Deep Learning has been successfully applied in diverse fields, and its impact on deepfake detection is no exception. Deepfakes are fake yet realistic synthetic content that can be used deceitfully for political impersonation, phishing, slandering, or spreading misinformation. Despite extensive research on unimodal deepfake detection, identifying complex deepfakes through joint analysis of audio and visual streams remains relatively unexplored. To fill this gap, this survey first provides an overview of audiovisual deepfake generation techniques, applications, and their consequences, and then provides a comprehensive review of state-of-the-art methods that combine audio and visual modalities to enhance detection accuracy, summarizing and critically analyzing their strengths and limitations. Furthermore, we discuss existing open source datasets for a deeper understanding, which can contribute to the research community and provide necessary information to beginners who want to analyze deep learning-based audiovisual methods for video forensics. By bridging the gap between unimodal and multimodal approaches, this paper aims to improve the effectiveness of deepfake detection strategies and guide future research in cybersecurity and media integrity.


Key findings
The survey reveals a growing interest in audiovisual deepfake detection, with a significant increase in publications in recent years.

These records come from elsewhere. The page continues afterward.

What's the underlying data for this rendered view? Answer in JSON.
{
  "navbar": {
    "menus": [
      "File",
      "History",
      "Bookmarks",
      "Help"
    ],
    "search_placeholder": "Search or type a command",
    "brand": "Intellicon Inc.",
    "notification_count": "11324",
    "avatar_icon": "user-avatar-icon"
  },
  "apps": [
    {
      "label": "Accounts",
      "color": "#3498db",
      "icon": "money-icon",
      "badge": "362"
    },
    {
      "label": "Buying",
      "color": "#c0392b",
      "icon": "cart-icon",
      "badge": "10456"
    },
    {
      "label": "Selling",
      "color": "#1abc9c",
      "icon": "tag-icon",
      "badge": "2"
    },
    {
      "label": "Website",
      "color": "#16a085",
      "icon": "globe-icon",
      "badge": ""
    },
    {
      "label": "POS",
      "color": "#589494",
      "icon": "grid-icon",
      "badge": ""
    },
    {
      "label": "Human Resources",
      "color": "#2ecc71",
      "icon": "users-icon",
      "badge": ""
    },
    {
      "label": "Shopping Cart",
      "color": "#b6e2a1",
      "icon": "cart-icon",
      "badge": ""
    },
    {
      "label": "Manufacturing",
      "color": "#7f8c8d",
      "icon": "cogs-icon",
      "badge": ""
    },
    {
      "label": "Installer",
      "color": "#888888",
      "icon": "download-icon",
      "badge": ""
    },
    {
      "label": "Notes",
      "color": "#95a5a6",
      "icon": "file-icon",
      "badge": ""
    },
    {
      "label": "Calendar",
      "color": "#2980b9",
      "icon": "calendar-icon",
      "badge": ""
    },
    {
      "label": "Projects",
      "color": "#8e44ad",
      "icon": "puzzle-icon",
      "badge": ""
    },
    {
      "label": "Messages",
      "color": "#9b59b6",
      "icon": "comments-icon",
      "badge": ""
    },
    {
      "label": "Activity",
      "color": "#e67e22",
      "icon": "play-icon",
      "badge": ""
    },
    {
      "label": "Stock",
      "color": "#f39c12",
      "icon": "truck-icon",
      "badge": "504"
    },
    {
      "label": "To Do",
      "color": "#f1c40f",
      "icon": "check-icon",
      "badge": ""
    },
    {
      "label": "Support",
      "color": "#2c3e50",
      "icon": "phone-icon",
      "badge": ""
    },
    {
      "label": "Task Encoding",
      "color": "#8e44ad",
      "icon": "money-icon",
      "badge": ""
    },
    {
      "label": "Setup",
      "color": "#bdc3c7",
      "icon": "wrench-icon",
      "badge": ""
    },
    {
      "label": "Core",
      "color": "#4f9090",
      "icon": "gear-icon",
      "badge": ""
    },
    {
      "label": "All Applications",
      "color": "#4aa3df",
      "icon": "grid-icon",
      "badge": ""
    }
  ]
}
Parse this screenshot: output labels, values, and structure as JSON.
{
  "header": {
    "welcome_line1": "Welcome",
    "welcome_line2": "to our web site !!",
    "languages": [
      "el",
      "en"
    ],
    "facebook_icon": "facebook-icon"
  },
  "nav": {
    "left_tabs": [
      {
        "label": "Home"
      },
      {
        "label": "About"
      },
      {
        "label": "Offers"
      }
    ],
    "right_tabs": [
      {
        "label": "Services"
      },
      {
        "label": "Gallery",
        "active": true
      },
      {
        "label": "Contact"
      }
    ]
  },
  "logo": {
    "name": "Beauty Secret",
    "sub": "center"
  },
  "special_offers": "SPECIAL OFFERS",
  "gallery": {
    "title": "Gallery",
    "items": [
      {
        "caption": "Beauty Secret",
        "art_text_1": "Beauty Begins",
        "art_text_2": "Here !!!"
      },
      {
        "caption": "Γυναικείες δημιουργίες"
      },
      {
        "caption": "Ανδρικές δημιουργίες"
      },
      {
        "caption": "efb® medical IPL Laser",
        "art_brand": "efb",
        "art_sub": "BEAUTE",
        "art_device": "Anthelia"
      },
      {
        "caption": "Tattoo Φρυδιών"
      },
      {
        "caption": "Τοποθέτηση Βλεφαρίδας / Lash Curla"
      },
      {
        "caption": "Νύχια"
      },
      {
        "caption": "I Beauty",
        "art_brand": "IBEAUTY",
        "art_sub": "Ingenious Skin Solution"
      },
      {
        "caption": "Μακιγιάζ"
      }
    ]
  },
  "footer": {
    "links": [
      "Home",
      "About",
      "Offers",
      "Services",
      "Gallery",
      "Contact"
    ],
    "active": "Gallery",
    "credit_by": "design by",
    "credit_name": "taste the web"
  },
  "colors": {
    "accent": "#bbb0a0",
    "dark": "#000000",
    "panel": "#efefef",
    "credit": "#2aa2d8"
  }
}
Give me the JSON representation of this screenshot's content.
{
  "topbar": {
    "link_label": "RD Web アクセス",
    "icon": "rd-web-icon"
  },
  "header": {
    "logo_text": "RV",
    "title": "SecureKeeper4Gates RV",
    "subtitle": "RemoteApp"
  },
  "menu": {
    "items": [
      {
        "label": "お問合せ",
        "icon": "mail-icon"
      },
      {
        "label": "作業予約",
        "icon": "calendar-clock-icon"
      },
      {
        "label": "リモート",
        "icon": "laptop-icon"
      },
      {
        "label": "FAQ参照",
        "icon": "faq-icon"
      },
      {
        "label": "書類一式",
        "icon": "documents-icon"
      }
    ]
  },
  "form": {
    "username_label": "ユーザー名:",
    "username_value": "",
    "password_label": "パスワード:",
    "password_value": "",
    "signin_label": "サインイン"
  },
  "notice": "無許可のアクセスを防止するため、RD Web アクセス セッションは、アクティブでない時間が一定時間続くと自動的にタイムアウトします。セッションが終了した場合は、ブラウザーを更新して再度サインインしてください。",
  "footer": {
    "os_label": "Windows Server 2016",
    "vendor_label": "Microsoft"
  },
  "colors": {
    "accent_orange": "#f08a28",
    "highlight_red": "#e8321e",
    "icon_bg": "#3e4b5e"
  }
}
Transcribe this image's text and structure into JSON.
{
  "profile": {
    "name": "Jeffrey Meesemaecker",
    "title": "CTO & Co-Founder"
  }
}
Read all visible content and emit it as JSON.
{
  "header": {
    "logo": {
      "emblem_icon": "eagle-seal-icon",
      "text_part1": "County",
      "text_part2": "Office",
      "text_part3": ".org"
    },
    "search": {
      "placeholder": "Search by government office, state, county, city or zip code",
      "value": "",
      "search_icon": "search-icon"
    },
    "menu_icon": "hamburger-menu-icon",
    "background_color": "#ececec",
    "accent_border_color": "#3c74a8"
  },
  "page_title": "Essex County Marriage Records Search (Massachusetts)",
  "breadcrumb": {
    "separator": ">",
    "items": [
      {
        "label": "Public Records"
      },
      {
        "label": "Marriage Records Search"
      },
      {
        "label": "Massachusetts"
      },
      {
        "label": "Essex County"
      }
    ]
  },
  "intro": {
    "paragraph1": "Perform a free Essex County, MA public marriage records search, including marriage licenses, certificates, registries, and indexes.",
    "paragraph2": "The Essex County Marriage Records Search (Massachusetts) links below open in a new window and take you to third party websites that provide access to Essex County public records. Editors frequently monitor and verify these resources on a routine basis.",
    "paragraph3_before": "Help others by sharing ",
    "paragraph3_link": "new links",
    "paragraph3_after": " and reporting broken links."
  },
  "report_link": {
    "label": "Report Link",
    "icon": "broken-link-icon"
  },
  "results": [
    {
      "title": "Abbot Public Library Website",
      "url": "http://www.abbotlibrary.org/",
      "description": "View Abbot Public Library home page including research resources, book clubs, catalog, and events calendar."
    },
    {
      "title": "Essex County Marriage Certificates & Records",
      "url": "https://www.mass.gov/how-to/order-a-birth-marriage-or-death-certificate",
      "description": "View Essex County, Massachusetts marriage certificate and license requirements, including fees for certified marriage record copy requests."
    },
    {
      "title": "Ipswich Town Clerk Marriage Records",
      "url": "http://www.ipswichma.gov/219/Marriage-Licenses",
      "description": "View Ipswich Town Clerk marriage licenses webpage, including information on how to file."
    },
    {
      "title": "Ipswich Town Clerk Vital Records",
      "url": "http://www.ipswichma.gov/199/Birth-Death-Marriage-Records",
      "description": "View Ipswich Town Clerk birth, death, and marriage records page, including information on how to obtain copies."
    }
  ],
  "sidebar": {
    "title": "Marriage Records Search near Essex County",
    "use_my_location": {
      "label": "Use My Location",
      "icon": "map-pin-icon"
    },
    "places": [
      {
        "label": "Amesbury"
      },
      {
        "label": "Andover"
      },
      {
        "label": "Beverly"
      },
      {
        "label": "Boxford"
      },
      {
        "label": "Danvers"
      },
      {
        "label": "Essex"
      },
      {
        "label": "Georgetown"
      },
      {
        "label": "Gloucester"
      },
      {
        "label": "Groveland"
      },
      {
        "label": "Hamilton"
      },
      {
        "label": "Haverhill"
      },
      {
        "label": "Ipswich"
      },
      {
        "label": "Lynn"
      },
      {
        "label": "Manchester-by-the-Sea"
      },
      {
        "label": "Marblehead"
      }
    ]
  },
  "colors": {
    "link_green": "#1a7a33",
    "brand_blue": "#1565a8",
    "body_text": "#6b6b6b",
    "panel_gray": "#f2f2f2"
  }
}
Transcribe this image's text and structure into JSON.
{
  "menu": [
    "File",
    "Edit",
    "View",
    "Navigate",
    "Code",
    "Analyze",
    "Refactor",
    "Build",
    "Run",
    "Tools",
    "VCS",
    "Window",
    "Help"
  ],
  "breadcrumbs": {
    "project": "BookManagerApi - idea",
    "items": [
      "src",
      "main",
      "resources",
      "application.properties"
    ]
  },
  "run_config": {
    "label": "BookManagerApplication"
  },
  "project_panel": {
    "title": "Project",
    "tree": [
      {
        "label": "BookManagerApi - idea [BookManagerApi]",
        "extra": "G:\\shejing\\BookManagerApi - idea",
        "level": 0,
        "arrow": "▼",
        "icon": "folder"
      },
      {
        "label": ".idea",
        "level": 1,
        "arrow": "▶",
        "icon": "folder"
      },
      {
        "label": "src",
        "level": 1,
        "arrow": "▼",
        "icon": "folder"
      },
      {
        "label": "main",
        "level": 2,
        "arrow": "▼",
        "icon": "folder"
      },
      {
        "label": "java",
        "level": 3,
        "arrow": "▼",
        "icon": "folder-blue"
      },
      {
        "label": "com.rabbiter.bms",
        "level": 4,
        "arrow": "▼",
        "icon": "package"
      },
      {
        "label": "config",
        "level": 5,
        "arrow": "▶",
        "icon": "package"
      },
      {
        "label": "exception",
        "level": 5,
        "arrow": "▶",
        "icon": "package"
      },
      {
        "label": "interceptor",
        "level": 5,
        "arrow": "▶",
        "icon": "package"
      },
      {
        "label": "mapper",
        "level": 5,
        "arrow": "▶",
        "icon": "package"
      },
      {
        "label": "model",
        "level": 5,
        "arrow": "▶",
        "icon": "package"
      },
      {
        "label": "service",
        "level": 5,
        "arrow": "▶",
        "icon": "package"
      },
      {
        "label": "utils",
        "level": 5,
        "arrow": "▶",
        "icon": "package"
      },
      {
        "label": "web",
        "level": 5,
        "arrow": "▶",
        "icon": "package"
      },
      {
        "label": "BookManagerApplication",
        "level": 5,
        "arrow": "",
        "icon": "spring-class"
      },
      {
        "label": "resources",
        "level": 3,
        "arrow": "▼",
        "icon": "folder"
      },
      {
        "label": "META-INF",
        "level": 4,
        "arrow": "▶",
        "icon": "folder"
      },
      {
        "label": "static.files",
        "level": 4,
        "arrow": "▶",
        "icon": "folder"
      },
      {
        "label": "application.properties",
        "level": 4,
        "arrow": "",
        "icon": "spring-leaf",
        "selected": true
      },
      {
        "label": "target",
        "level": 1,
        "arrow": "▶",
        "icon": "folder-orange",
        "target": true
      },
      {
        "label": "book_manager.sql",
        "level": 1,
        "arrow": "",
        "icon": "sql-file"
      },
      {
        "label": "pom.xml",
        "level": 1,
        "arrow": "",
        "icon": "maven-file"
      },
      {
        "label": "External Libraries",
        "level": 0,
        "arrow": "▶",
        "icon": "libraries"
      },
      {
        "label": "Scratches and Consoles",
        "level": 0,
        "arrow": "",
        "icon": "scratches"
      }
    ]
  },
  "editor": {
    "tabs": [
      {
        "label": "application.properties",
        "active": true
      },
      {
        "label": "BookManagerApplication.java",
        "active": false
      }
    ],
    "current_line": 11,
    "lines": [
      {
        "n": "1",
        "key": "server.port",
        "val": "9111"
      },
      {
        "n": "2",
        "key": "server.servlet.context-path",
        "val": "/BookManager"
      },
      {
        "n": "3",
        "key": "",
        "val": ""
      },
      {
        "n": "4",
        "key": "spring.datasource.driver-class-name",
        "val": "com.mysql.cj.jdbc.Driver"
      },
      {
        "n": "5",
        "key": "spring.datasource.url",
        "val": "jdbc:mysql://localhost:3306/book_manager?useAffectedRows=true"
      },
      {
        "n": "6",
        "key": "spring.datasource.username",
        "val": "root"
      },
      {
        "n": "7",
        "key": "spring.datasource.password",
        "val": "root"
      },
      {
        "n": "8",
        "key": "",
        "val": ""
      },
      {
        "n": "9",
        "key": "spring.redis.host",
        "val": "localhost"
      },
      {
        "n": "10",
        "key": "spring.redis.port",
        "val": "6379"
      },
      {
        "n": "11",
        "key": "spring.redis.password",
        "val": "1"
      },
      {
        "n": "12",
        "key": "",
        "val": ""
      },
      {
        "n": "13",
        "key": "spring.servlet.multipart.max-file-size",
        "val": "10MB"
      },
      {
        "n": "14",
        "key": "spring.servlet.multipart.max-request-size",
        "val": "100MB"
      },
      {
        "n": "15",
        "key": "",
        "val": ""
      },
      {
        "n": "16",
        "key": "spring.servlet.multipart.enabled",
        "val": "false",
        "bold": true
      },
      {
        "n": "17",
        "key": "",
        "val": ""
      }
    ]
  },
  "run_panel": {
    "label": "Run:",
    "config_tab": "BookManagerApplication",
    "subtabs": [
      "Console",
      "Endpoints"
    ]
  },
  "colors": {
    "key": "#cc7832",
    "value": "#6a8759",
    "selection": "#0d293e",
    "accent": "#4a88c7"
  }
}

Multimodal approaches combining audio and visual features generally outperform unimodal methods. However, challenges remain in generalization, scalability, and ethical considerations related to data privacy.
Approach
The paper provides a survey of existing audiovisual deepfake detection methods, categorizing them into synchronization-based, feature fusion, ensemble, and temporal analysis-based approaches. It analyzes their strengths and limitations and discusses the use of publicly available datasets for training and evaluation.
Datasets
DFDC (DeepFake Detection Challenge), FakeAVCeleb, LAV-DF (Localized Audio Visual DeepFake), AV-Deepfake1M, AV-PolyGlotFake
Model(s)
Various deep learning models/architectures are mentioned throughout the paper as used in the reviewed works, including CNNs, RNNs, Transformers, GANs, and VAEs. Specific model names are mentioned in the context of individual papers reviewed, but no single model is the central contribution of this survey paper itself.